Step-Parent Rights

As the landscape of the American family changes, it should come as no surprise that remarriage following a divorce is more common than ever. With the social taboos against divorce disappearing, divorced spouses will naturally move on after a divorce and sometimes remarry. When children are involved, a new step-parent will need to work hard to develop a new and meaningful relationship with the child, often treading carefully to avoid disrupting the relationship that already exists between the child and the biological parent. After building such a bond and sometimes living with and caring for a step-child for many years, step-parents often have concerns about their rights in the event of divorce from the biological parent of the child.

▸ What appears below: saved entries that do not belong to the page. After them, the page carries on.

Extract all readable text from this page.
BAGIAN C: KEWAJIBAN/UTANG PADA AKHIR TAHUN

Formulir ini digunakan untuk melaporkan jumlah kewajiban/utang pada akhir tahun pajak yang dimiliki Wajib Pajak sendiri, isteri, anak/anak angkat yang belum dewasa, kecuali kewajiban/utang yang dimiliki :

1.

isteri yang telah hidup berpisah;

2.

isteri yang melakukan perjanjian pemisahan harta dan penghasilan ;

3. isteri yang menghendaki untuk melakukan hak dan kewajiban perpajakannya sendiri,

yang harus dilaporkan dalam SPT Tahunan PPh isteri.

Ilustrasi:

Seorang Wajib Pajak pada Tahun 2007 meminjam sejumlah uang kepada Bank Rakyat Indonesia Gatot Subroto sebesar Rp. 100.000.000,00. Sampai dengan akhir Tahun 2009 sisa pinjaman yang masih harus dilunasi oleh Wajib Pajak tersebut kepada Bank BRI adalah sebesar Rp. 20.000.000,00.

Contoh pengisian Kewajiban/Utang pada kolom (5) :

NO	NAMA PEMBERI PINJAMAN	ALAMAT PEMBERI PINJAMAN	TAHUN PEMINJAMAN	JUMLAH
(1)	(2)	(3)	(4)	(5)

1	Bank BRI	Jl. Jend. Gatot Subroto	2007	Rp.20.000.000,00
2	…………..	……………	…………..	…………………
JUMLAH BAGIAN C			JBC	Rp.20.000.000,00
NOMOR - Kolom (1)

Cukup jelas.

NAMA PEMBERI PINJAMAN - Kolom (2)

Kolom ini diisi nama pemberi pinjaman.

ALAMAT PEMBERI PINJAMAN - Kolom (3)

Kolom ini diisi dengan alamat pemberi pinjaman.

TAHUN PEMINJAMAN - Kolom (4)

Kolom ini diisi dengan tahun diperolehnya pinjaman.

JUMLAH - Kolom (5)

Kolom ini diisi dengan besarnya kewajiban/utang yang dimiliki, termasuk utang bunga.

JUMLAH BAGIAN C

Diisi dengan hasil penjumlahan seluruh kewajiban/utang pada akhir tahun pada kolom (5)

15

Regardless of the length of the marriage to the biological parent, the reality is that a step-parent has almost no rights to a step-child. A step-parent has no ability to ask for visitation or custody of the step-child during a divorce over the rights of the biological parents. Even if the biological parent against whom the step-parent is seeking a divorce is an unfit parent, the law states that in such a situation, the custody of the child should revert to the other biological parent, not to the step-parent. There are some very limited exceptions, and it is not totally impossible for a step-parent to sometimes gain custody of a step-child. If a step-parent believes that both parents are unfit and can demonstrate that abuse has occurred, a step-parent may be able to successfully request custody if he or she can also show that ending a relationship between the child and the step-parent would be detrimental to the child. A step-parent should be aware, however, that a court will almost always have a preference for a blood relative to be the custodian of a child, such as a grandparent, aunt, or uncle.

The only sure way for a step-parent to be guaranteed to be able to request custody or visitation is to adopt the child. To complete a step-parent adoption, the spouse of the step-parent must agree. The parental rights of the other biological parent must also be terminated, which can be very difficult if he or she will not voluntarily relinquish rights. If the adoption is completed, the law views the step-parent as the biological and legal parent of the step-child with the same rights and responsibilities of a biological parent.